Menteri Pertanian (Mentan)/Kepala Badan Pangan Nasional (Kepala Bapanas) Andi Amran Sulaiman mengatakan pencapaian swasembada beras Indonesia. Menurutnya, data proyeksi dari lembaga internasional seperti Food and Agriculture Organization of the United Nations (FAO) mendukung peningkatan produksi beras Indonesia di tahun 2025 ini.
"Beras kita, itu insya Allah swasembada. Ini produksinya meningkat. Bukan kata saya. Ini kata dunia, FAO. Kita gunakan data orang, karena biasanya orang lebih percaya. Ini FAO, kita peningkatan produksi beras terbesar nomor 2 dunia. Sebentar lagi nomor 1. Doakan.
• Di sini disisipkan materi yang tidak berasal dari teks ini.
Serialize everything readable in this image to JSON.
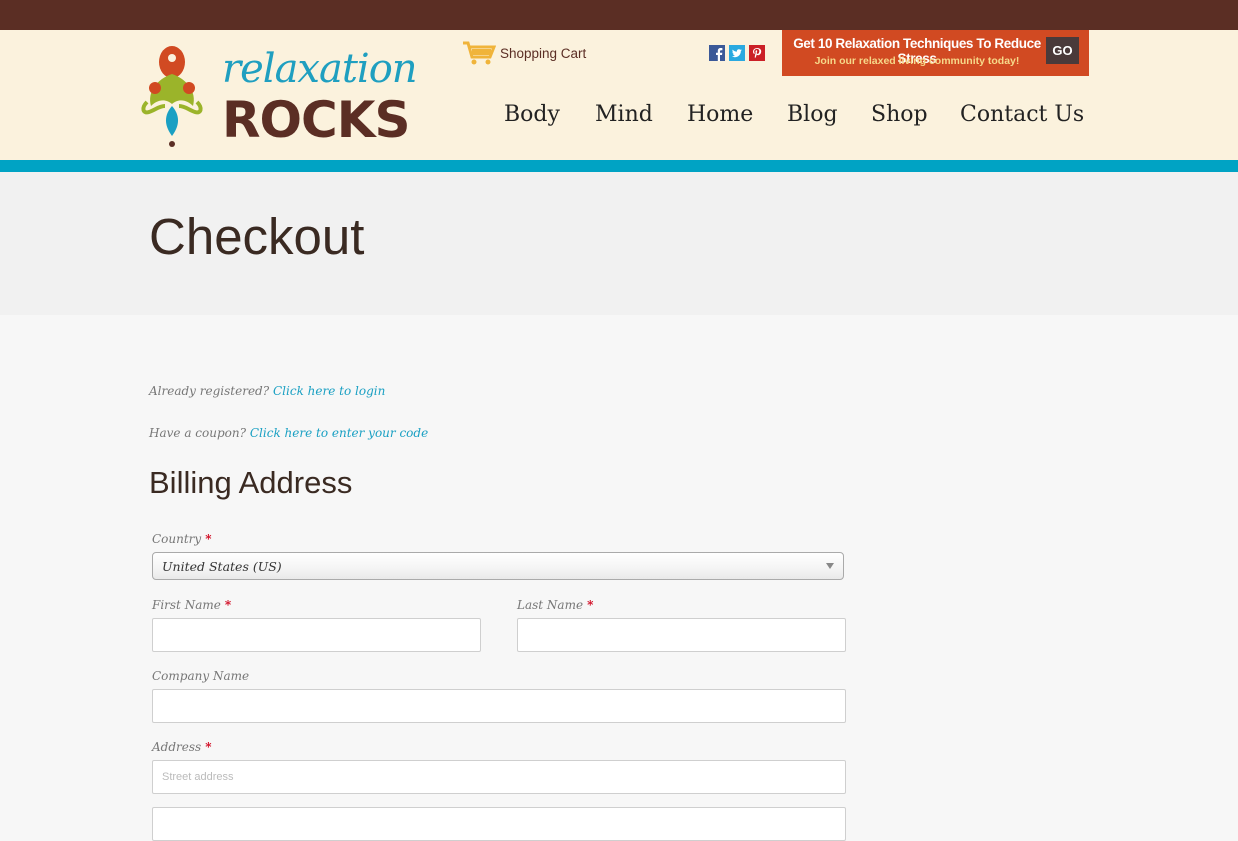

Kenaikannya," ujar Amran.
Sementara itu Kepala Badan Penyuluhan dan Pengembangan SDM Pertanian (BPPSDMP), Idha Widi Arsanti, berharap adanya peningkatkan produksi pangan dengan menerapkan teknologi pertanian yang tepat guna dan berkelanjutan.
Merealisasikan hal tersebut, Balai Besar Pelatihan Pertanian (BBPP) Binuang melaksanakan program penanaman padi dengan Model Pertanian Modern Arkansas.
Kegiatan ini diselenggarakan pada hari Rabu, 31 Desember 2025 di lahan praktek BBPP Binuang yang dilaksanakan oleh tenaga lapangan.
Kepala BBPP Binuang, Atekan melalui Kepala Bagian Umum, Soleh Wahyudi saat kegiatan berlangsung mengungkapkan program penanaman padi dengan Model Pertanian Modern Arkansas mampu mengfisiensi penggunaan tenaga Kerja dan meningkatkan produksi Pertanian demi mewujudkan Swasembada Beras.